AAAA Records in Shared Website Hosting
If you use a service through a third-party company and you need to create an AAAA record to forward a domain name or a subdomain to their system, you're going to be able to do that with just a few mouse clicks within the Hepsia Control Panel, which comes with all our shared website hosting packages. After you sign in, you have to navigate to the DNS Records section where you are going to find all of the records for any domain or subdomain hosted within the account. Setting up a new record is as easy as clicking on a button, picking the type from a drop-down menu, that is to be AAAA in this case, and then inputting the value, or the actual IPv6 address, within a text box. As an added option you could modify the TTL value (Time To Live), that specifies how long the record is going to be functioning after you modify it or erase it in the future. The new AAAA record will be active in only an hour and will propagate globally a few hours later, so the hostname for which you have created it will start pointing to the new server.
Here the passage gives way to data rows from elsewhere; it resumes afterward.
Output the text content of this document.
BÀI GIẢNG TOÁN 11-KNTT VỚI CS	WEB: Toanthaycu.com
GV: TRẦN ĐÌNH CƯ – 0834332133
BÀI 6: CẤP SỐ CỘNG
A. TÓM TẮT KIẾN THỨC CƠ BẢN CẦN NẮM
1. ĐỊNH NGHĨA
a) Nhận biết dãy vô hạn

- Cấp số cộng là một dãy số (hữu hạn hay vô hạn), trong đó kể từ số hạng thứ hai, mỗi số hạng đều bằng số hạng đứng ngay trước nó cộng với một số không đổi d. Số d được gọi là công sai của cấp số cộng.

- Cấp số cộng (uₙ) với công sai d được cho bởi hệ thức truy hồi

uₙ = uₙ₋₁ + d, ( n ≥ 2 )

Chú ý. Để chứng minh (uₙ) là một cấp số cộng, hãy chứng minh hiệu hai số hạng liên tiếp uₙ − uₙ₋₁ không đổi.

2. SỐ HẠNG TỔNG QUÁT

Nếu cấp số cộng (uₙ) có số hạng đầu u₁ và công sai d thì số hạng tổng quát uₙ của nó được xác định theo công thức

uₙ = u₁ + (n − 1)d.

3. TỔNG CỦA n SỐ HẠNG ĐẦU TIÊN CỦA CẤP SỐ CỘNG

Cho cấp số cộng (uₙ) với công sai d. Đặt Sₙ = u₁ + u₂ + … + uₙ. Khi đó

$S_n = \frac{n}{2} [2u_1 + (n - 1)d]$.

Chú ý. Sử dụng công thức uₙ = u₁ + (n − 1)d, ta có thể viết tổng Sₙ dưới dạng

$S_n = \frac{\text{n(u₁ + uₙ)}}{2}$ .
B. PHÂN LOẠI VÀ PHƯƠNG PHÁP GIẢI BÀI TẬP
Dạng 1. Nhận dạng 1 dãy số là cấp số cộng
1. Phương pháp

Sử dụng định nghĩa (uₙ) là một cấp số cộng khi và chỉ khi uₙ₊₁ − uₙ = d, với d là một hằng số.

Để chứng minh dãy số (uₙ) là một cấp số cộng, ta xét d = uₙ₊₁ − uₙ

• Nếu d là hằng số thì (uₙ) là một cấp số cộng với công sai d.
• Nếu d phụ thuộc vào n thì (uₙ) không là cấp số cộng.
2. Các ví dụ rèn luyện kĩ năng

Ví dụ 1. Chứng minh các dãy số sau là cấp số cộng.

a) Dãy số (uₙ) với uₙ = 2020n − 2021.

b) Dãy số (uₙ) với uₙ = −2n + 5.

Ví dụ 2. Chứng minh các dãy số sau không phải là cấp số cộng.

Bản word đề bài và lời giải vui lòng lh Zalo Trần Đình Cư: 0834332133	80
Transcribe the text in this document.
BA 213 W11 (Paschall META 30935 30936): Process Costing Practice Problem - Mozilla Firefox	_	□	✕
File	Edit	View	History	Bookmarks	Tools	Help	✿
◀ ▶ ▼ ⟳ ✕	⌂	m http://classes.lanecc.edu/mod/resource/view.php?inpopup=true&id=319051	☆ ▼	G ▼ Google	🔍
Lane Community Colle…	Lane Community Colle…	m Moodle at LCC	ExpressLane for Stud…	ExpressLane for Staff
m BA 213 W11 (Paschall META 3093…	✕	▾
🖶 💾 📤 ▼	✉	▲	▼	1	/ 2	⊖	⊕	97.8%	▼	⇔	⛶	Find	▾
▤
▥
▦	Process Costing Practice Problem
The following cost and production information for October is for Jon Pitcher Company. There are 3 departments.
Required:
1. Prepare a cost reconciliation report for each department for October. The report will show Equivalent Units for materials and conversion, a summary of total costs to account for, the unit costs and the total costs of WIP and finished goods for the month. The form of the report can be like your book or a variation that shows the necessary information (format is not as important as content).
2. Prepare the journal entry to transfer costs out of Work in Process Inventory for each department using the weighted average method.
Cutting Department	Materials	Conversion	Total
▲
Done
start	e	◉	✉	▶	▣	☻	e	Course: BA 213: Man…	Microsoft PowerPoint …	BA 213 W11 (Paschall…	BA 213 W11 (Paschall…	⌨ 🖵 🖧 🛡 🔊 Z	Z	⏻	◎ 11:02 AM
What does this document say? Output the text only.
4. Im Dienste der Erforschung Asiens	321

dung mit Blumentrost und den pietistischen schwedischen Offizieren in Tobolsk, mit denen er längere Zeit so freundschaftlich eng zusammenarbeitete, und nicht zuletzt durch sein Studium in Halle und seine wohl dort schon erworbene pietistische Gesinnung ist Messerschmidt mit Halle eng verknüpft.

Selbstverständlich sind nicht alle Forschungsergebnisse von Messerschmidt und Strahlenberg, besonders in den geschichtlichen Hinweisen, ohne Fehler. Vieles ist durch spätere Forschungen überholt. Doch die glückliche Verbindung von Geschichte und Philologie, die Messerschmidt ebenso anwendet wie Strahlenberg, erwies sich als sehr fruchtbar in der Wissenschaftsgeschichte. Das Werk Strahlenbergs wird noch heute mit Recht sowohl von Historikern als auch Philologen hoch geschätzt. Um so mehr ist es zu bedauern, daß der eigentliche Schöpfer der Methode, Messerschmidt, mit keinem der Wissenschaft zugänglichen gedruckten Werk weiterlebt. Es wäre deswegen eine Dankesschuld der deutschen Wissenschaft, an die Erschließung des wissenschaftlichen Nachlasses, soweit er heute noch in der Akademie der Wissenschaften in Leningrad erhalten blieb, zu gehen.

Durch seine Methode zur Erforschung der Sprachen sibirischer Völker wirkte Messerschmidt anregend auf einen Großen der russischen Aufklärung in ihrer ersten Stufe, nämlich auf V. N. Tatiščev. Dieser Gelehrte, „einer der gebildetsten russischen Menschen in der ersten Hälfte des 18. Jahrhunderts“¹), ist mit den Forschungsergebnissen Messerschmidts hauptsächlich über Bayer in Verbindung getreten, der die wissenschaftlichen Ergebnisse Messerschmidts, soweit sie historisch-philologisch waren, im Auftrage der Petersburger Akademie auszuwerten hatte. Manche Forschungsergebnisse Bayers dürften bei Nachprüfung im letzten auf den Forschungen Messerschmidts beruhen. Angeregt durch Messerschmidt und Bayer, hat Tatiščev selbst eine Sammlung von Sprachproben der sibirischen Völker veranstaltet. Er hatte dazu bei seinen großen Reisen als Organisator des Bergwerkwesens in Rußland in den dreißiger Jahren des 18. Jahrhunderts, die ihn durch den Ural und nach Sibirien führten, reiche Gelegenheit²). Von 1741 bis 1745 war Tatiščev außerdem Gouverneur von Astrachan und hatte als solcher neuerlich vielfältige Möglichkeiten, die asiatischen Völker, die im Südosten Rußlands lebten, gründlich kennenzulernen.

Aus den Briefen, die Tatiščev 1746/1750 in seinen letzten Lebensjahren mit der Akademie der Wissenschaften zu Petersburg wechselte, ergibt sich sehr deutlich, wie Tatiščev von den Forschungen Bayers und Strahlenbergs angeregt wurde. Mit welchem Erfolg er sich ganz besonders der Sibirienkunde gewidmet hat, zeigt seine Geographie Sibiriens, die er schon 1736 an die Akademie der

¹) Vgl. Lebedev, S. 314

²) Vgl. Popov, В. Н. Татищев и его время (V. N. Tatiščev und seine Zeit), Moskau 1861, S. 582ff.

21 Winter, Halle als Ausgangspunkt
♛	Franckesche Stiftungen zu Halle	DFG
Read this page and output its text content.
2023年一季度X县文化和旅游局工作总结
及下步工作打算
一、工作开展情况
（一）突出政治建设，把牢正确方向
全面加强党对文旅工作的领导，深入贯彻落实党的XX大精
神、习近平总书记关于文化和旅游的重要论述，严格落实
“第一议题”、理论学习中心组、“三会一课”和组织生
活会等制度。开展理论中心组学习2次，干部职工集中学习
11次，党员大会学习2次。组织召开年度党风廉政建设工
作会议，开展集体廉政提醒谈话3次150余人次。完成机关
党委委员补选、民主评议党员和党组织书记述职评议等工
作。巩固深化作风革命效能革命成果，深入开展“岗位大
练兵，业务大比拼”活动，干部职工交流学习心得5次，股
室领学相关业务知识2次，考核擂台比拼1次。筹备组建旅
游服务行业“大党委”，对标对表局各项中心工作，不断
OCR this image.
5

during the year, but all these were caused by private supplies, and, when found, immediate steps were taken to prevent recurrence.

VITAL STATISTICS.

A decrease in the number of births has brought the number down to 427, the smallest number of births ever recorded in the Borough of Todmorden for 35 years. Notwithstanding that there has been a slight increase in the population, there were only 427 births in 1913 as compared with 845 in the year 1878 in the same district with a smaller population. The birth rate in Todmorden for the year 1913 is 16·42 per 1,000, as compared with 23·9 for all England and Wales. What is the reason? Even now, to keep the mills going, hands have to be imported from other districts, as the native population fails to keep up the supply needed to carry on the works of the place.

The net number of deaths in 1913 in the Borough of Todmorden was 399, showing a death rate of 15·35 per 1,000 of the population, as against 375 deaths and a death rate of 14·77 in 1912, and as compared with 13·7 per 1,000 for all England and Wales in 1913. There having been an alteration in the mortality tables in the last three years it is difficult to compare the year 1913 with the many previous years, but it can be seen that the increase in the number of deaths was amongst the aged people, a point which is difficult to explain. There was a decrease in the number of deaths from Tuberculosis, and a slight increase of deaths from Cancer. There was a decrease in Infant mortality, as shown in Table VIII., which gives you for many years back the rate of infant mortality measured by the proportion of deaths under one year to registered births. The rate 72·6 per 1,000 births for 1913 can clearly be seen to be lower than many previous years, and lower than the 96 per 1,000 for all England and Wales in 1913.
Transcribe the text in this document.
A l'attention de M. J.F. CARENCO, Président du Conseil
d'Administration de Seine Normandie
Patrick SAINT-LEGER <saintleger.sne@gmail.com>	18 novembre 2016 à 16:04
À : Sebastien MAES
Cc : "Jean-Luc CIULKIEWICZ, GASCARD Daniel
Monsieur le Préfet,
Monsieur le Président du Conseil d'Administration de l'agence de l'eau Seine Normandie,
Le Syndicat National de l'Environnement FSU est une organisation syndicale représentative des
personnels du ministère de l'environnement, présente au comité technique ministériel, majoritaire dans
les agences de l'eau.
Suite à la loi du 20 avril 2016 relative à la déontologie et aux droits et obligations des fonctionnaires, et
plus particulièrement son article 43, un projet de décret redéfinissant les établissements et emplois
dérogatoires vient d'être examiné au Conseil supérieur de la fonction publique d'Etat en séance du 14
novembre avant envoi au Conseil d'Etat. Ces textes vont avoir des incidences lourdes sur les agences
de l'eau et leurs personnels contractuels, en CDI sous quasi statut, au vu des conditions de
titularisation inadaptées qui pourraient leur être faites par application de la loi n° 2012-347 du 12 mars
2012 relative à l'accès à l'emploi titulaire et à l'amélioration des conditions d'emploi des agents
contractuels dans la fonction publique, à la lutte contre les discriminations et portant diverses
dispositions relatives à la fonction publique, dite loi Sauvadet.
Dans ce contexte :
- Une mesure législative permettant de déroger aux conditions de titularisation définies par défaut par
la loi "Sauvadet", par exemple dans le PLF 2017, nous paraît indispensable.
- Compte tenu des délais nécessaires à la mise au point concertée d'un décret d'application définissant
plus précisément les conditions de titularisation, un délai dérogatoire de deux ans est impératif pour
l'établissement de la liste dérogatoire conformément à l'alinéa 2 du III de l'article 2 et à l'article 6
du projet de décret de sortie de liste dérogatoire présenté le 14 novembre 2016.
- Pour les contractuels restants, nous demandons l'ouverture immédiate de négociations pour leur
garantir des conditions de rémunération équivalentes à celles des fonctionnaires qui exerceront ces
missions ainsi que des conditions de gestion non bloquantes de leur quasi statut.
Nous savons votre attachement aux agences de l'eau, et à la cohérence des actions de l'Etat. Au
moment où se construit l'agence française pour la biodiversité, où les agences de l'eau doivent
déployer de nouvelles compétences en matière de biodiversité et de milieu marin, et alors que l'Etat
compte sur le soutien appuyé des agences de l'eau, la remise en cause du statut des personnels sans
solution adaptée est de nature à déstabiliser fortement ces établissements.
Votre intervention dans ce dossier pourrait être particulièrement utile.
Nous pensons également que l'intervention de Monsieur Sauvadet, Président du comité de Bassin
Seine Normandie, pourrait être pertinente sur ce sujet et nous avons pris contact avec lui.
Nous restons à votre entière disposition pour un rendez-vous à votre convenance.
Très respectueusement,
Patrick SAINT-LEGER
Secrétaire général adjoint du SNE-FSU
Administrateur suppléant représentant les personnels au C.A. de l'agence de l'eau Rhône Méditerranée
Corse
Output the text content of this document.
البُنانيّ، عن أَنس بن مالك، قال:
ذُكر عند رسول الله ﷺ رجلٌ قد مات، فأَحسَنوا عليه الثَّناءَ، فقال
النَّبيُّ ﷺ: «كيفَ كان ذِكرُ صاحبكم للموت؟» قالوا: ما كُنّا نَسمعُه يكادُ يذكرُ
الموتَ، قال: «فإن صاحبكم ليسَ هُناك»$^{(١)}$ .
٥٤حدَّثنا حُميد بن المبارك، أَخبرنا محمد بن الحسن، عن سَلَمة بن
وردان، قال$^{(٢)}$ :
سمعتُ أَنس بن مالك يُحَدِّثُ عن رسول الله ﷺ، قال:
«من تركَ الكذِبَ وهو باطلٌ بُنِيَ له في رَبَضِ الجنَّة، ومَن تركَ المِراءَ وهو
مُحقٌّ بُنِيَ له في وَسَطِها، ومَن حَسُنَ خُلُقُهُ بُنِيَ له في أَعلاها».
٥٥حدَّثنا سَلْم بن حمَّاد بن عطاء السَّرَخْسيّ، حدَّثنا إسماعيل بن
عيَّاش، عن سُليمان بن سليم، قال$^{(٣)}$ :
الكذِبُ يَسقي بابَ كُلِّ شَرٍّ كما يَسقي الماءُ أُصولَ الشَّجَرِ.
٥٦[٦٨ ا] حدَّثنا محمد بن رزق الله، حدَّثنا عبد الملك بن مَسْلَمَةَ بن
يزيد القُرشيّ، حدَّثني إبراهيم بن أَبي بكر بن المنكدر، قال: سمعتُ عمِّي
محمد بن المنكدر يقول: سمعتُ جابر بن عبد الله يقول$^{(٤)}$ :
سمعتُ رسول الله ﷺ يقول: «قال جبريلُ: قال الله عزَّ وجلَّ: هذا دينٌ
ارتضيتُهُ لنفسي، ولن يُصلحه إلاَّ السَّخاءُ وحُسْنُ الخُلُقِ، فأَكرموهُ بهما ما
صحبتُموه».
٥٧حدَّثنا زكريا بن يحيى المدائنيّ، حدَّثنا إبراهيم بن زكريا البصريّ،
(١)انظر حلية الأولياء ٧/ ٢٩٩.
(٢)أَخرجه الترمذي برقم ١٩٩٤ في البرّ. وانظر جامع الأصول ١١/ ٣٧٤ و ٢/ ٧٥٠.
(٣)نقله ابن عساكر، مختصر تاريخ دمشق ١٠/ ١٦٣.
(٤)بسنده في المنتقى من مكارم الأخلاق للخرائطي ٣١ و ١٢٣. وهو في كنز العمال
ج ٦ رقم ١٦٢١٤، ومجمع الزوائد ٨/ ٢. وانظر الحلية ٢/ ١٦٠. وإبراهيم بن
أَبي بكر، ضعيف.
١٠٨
AAAA Records in Semi-dedicated Servers
Creating a new AAAA record is quite easy with our user-friendly Hepsia hosting CP, so if you host a domain name within a semi-dedicated server account from our company and you need such a record either for it or for a subdomain that you have created under it, you are going to be able to create it in a few very simple steps and with no hassle. Hepsia has a section devoted to the DNS records of your domain names in which you can find all current records or set up new ones with several clicks. All it takes to accomplish this is to select the domain/subdomain you want to change, pick AAAA for the type from a drop-down menu and type the actual record i.e. the IPv6 address that the other provider has given you. Within an hour after you save the change, the newly created record is going to propagate world-wide and your domain name will start forwarding to the third-party hosting server. If they need it, you can also edit the TTL value, which reveals the time this record is going to be functioning with its existing value before a new one takes over if you make any changes in the future.